Uh, thank you? Stunned, I simply hung up the phone as quickly as I could. I was shocked and, I think, more than a little embarrassed, and I was mad. I remember, specifically, being mad -- and oh-so-determined to do my job.
Ah, his magic: the ability to give you what you need -- not so much what you want -- and package it in a way that you feel it in the marrow of your bones.

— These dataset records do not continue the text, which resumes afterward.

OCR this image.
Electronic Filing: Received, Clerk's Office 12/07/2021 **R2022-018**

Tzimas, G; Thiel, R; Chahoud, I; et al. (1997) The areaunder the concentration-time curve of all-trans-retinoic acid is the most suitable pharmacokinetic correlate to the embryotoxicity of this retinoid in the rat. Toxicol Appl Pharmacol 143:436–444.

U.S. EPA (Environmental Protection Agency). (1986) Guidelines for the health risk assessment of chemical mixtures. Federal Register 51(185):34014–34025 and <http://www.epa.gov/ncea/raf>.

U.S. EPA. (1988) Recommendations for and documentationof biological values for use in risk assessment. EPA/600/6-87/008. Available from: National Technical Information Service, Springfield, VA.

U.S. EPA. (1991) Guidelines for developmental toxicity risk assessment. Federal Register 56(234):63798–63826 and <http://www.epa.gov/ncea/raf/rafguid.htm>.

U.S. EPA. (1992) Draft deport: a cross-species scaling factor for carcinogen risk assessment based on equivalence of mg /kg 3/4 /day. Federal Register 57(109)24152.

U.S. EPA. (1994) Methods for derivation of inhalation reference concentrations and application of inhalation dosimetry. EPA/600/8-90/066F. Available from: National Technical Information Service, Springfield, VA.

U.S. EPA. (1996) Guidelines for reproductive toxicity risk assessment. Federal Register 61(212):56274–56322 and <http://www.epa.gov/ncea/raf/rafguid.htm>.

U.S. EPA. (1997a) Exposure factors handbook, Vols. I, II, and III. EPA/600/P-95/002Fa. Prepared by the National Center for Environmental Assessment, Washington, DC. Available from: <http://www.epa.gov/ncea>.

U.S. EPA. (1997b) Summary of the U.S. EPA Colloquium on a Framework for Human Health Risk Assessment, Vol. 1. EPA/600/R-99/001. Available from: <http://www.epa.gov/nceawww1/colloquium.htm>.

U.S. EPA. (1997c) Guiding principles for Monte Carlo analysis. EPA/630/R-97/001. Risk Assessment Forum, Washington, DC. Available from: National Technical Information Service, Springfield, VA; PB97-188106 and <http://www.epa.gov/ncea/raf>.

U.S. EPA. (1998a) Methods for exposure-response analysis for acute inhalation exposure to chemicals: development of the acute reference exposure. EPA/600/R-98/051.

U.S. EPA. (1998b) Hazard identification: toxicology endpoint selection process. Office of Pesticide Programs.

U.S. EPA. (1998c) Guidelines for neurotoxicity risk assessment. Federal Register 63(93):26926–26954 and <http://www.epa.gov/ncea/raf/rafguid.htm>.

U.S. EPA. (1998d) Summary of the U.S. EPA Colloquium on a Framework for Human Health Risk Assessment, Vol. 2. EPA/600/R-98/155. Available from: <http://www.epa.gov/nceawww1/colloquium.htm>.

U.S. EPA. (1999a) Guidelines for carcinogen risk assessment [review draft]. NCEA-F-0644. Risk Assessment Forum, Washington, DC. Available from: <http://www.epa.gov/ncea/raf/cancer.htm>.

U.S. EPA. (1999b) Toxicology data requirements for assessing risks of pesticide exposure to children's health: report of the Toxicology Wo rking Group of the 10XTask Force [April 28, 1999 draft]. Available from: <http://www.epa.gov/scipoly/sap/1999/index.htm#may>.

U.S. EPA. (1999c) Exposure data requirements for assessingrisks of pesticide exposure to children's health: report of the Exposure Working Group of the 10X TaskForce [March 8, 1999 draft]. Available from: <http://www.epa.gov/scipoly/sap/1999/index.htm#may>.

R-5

Years later, I served as Geno's assistant for USA Basketball, which allowed me a peek into his genius as a coach. It was there that I discovered it's not all roses being him. He sees the game with seasoned eyes and feels it like a blind man. Lesser levels of understanding create a chaos for him that is almost intolerable. When he can't get buy-in from all ports, it pains him in a way most folks can't even feel. It doesn't matter what's at stake. It could just as easily be for bragging rights at the YMCA as for the pursuit of a gold medal.
With Geno, it's always about how you do it -- not what you get for it. Unfortunately, even though he wins way, way, way more than he loses, because of what he sees and how he sees it, he lives many days a tortured soul. His genius is, at once, his blessing and his curse.
In 2002, as witty fate would have it, Oklahoma played UConn for the national title. It couldn't have been more surreal. The whole game is still like slow-drip molasses in my mind. We got them on an offensive counter, and I couldn't help but smirk, then he got us on a flash and back cut as he grinned full-teethed while clapping and looking directly at me as I fumed. It was the most fun I've ever had in a loss -- mainly because competing against him and his team made me and mine better than we ever could have been without the experience.
I don't know that my perspective on the guy is any truer than anyone else's, but it is certainly unique. He recruited one of my high school players, I was his assistant coach, and we coached against one another in the national championship game.
We've been friends for more than 20 years, and I might not know much, but I do know this for sure: As keen as his gift is for X's and O's, Geno's gift for affecting people is greater. The masses want to say he wins because he has the best players. He definitely has the best players.
But Geno wins because he makes the best players better versions of themselves.